I ate the jellybeans because I had one and then had to have another, had to pair a few flavors together, then colors, and before I knew it the slick plastic bag was emptied except for pale purple Tropical punch and black licorice, the unlovables of the jelly bean world. I ate them with a kind of rapid, compulsive self-loathing—-nervous, twitchy, a bottomless pit. Afterwards I lay on the couch in a sugar rush, my little stomach poked out over the top of my khaki shorts.
My family joined us the next night. I was relieved that I could transition back into a kid and spend my days lying on the beach with my little sister after sleeping late in our twin beds. I was terrified of small talk, awkward with children, embarrassed by my body in my swimsuit, and ready to run in to my parents’ open arms. Even though I was too old for it, being one of the kids felt natural, better than feigning adulthood when I so clearly couldn’t.
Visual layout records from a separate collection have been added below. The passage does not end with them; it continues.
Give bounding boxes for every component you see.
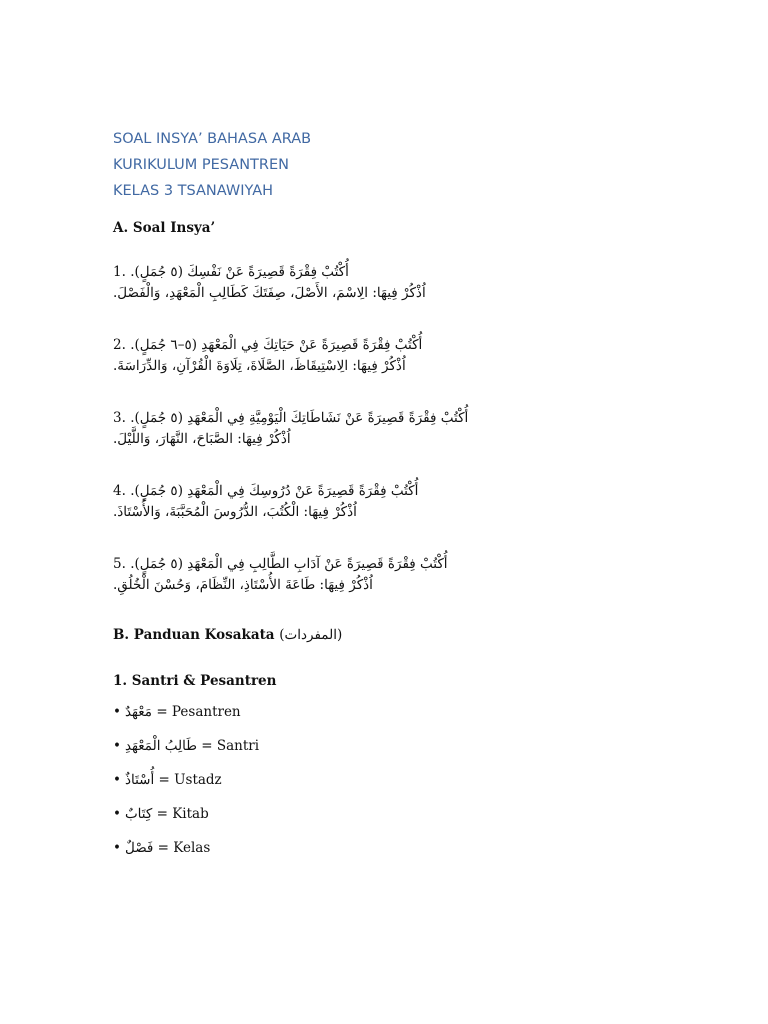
question-line-1: [113, 408, 713, 429]
question-item-2: [113, 335, 713, 377]
vocab-meaning: = Kitab: [156, 806, 209, 822]
bullet: •: [113, 738, 121, 754]
question-prompt-arabic: أُكْتُبْ فِقْرَةً قَصِيرَةً عَنْ حَيَاتِكَ فِي الْمَعْهَدِ (٥–٦ جُمَلٍ).: [130, 337, 423, 353]
vocab-item-ustadz: [113, 769, 713, 803]
bullet: •: [113, 840, 121, 856]
vocab-arabic: مَعْهَدٌ: [124, 704, 153, 720]
vocab-meaning: = Pesantren: [156, 704, 241, 720]
question-number: 2.: [113, 337, 126, 353]
heading-class: KELAS 3 TSANAWIYAH: [113, 183, 274, 199]
vocab-meaning: = Ustadz: [158, 772, 222, 788]
question-number: 3.: [113, 410, 126, 426]
question-line-2: اُذْكُرْ فِيهَا: الِاسْتِيقَاظَ، الصَّلَاةَ، تِلَاوَةَ الْقُرْآنِ، وَالدِّرَاسَةَ.: [113, 358, 406, 374]
vocab-item-kitab: [113, 803, 713, 837]
question-item-3: [113, 408, 713, 450]
question-line-2: اُذْكُرْ فِيهَا: الصَّبَاحَ، النَّهَارَ، وَاللَّيْلَ.: [113, 431, 291, 447]
bullet: •: [113, 704, 121, 720]
vocab-arabic: أُسْتَاذٌ: [124, 772, 155, 788]
question-item-5: [113, 554, 713, 596]
vocab-list: [113, 701, 713, 871]
section-a-title: A. Soal Insya’: [113, 220, 216, 236]
question-number: 5.: [113, 556, 126, 572]
question-item-4: [113, 481, 713, 523]
question-prompt-arabic: أُكْتُبْ فِقْرَةً قَصِيرَةً عَنْ نَشَاطَاتِكَ الْيَوْمِيَّةِ فِي الْمَعْهَدِ (٥ جُمَلٍ).: [130, 410, 469, 426]
question-prompt-arabic: أُكْتُبْ فِقْرَةً قَصِيرَةً عَنْ نَفْسِكَ (٥ جُمَلٍ).: [130, 264, 349, 280]
vocab-arabic: طَالِبُ الْمَعْهَدِ: [124, 738, 197, 754]
question-item-1: [113, 262, 713, 304]
bullet: •: [113, 772, 121, 788]
bullet: •: [113, 806, 121, 822]
question-number: 1.: [113, 264, 126, 280]
question-line-2: اُذْكُرْ فِيهَا: طَاعَةَ الأُسْتَاذِ، النِّظَامَ، وَحُسْنَ الْخُلُقِ.: [113, 577, 373, 593]
question-line-1: [113, 335, 713, 356]
question-prompt-arabic: أُكْتُبْ فِقْرَةً قَصِيرَةً عَنْ دُرُوسِكَ فِي الْمَعْهَدِ (٥ جُمَلٍ).: [130, 483, 419, 499]
vocab-meaning: = Santri: [201, 738, 260, 754]
question-line-1: [113, 481, 713, 502]
vocab-meaning: = Kelas: [157, 840, 211, 856]
section-b-title: [113, 627, 713, 643]
vocab-arabic: فَصْلٌ: [124, 840, 154, 856]
question-line-1: [113, 262, 713, 283]
question-list: [113, 262, 713, 596]
document-page: [113, 126, 713, 871]
section-b-label: B. Panduan Kosakata: [113, 627, 275, 643]
vocab-item-kelas: [113, 837, 713, 871]
vocab-item-pesantren: [113, 701, 713, 735]
heading-curriculum: KURIKULUM PESANTREN: [113, 157, 289, 173]
question-number: 4.: [113, 483, 126, 499]
heading-title: SOAL INSYA’ BAHASA ARAB: [113, 131, 312, 147]
vocab-arabic: كِتَابٌ: [124, 806, 153, 822]
section-b-arabic-label: (المفردات): [279, 627, 343, 643]
question-line-2: اُذْكُرْ فِيهَا: الِاسْمَ، الأَصْلَ، صِفَتَكَ كَطَالِبِ الْمَعْهَدِ، وَالْفَصْلَ.: [113, 285, 426, 301]
vocab-item-santri: [113, 735, 713, 769]
question-line-1: [113, 554, 713, 575]
document-header: [113, 126, 713, 204]
question-line-2: اُذْكُرْ فِيهَا: الْكُتُبَ، الدُّرُوسَ الْمُحَبَّبَةَ، وَالأُسْتَاذَ.: [113, 504, 357, 520]
question-prompt-arabic: أُكْتُبْ فِقْرَةً قَصِيرَةً عَنْ آدَابِ الطَّالِبِ فِي الْمَعْهَدِ (٥ جُمَلٍ).: [130, 556, 448, 572]
subsection-1-title: 1. Santri & Pesantren: [113, 673, 277, 689]
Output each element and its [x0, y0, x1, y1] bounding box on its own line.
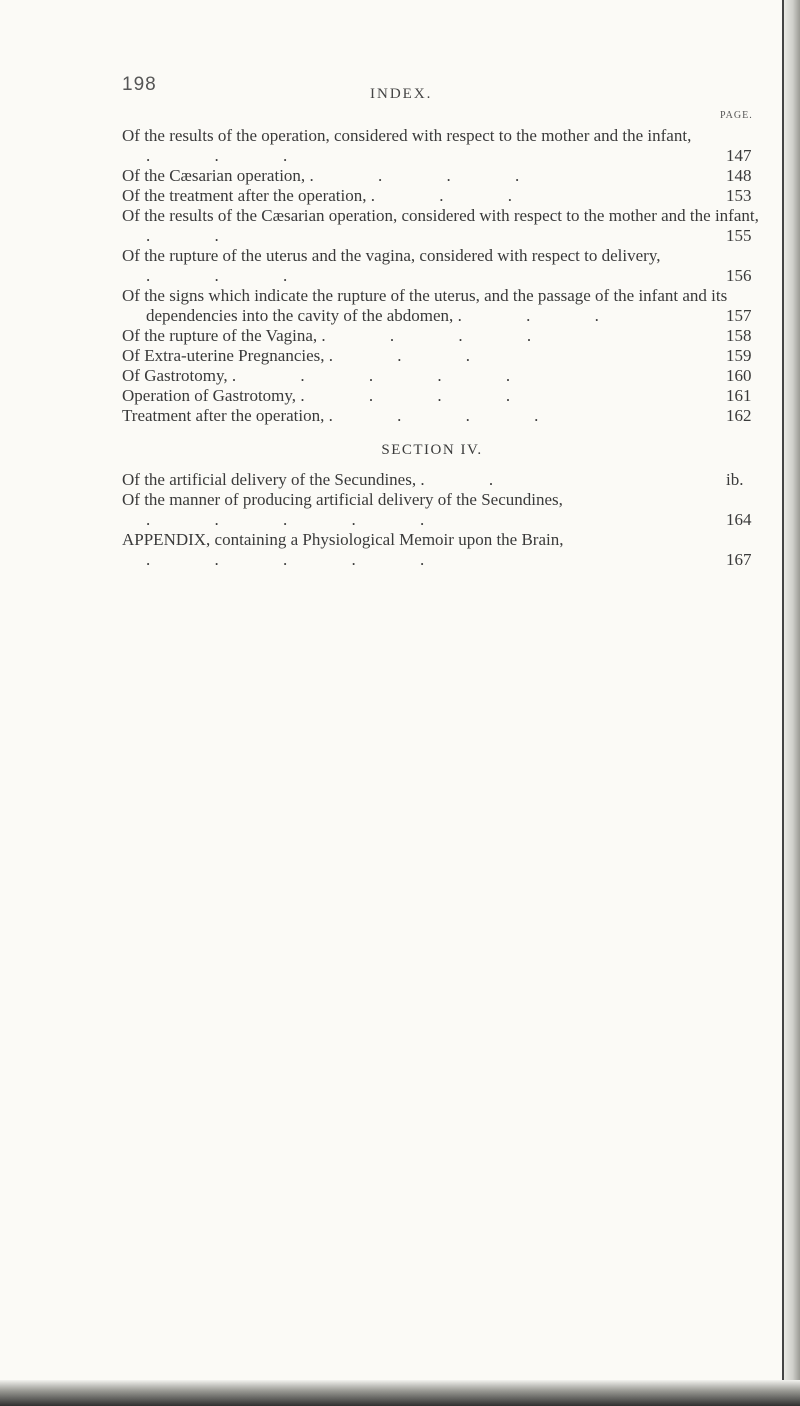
entry-page-number: 155	[726, 226, 752, 245]
dot-leader: . . . .	[321, 326, 562, 345]
index-entry	[122, 186, 762, 206]
page-column-heading: PAGE.	[720, 110, 753, 121]
running-head: INDEX.	[370, 86, 433, 102]
dot-leader: . . . .	[328, 406, 569, 425]
index-entry	[122, 286, 762, 326]
dot-leader: . . . . .	[146, 510, 455, 529]
dot-leader: . . .	[146, 266, 318, 285]
entry-text: APPENDIX, containing a Physiological Memoir upon the Brain,	[122, 530, 564, 549]
entry-page-number: 161	[726, 386, 752, 405]
entry-page-number: 148	[726, 166, 752, 185]
dot-leader: . .	[146, 226, 249, 245]
entry-text: Operation of Gastrotomy,	[122, 386, 297, 405]
dot-leader: . . .	[457, 306, 629, 325]
dot-leader: . .	[420, 470, 524, 489]
dot-leader: . . .	[328, 346, 500, 365]
entry-page-number: 160	[726, 366, 752, 385]
index-entries	[122, 126, 762, 570]
index-entry	[122, 406, 762, 426]
index-entry	[122, 346, 762, 366]
entry-page-number: 162	[726, 406, 752, 425]
index-entry-list	[122, 470, 762, 570]
entry-text: Of the Cæsarian operation,	[122, 166, 306, 185]
entry-text: Of Gastrotomy,	[122, 366, 228, 385]
index-entry	[122, 366, 762, 386]
page-bottom-edge	[0, 1380, 800, 1406]
entry-text: Of the results of the Cæsarian operation, considered with respect to the mother and the infant,	[122, 206, 759, 225]
index-entry-list	[122, 126, 762, 426]
dot-leader: . . . .	[300, 386, 541, 405]
entry-page-number: 153	[726, 186, 752, 205]
dot-leader: . . . .	[309, 166, 550, 185]
dot-leader: . . .	[146, 146, 318, 165]
dot-leader: . . . . .	[146, 550, 455, 569]
entry-page-number: 157	[726, 306, 752, 325]
entry-text: Of the signs which indicate the rupture of the uterus, and the passage of the infant and its dependencies into the cavity of the abdomen,	[122, 286, 728, 325]
index-entry	[122, 246, 762, 286]
entry-page-number: 156	[726, 266, 752, 285]
entry-text: Of the rupture of the Vagina,	[122, 326, 318, 345]
entry-page-number: 167	[726, 550, 752, 569]
index-entry	[122, 126, 762, 166]
section-heading: SECTION IV.	[381, 442, 483, 458]
entry-text: Of the manner of producing artificial delivery of the Secundines,	[122, 490, 563, 509]
page-number: 198	[122, 74, 157, 95]
entry-page-number: 164	[726, 510, 752, 529]
entry-text: Treatment after the operation,	[122, 406, 325, 425]
index-entry	[122, 386, 762, 406]
index-entry	[122, 530, 762, 570]
index-entry	[122, 490, 762, 530]
dot-leader: . . . . .	[231, 366, 541, 385]
entry-page-number: 158	[726, 326, 752, 345]
entry-text: Of Extra-uterine Pregnancies,	[122, 346, 325, 365]
entry-text: Of the treatment after the operation,	[122, 186, 367, 205]
entry-text: Of the results of the operation, considered with respect to the mother and the infant,	[122, 126, 692, 145]
entry-page-number: 147	[726, 146, 752, 165]
entry-page-number: 159	[726, 346, 752, 365]
entry-text: Of the rupture of the uterus and the vagina, considered with respect to delivery,	[122, 246, 661, 265]
dot-leader: . . .	[370, 186, 542, 205]
index-entry	[122, 166, 762, 186]
entry-text: Of the artificial delivery of the Secundines,	[122, 470, 417, 489]
index-entry	[122, 206, 762, 246]
entry-page-number: ib.	[726, 470, 744, 489]
index-entry	[122, 326, 762, 346]
index-entry	[122, 470, 762, 490]
page-edge-shadow	[782, 0, 800, 1406]
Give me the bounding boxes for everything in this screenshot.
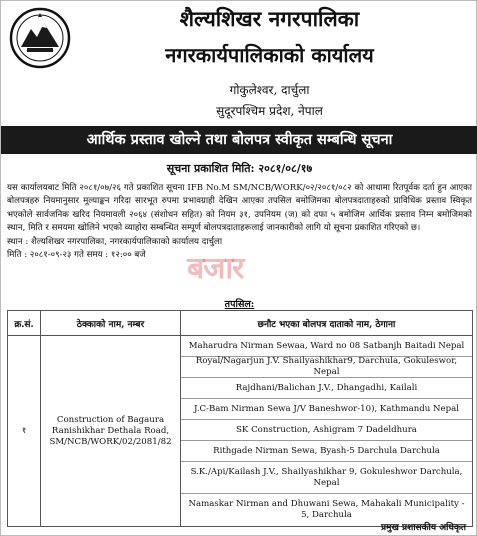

That weekend I was privy to the secret thrill of Patrick’s family’s rollicking dinners. Grandparents, aunts, and uncles filled their plates and chatted loudly around fold out tables in the sunroom. Multiple generations of competitive home cooks turned out homemade bread and good butter, fresh sweet corn on the cob, little potatoes roasted with rosemary and salt, platters of steak—-oily and bloody and marvelous. Fresh torn basil and good tomatoes, everywhere, in the salads, in the pasta, on the crusty hand torn bread. The lights were low and everyone bustled, feasting and serving, feasting some more.
Those dinners are locked in my mind, so vibrant and present they could’ve happened months ago, not decades. Now our families are full of adults. They’ve been unstitched and rewoven—-houses and tables filled with new people, children grown up and far away. In four weeks, I’ll be married.
I try to imagine where we all could eat together again and it’s only one place—-at Tabitha or Jake’s weddings. I imagine the small talk, the white china, the catered food. A towering cake. Rich meats. A strange new dream connected with fine threads to a long ago time, when we all sat and ate at a table outside, all various degrees of young and fed.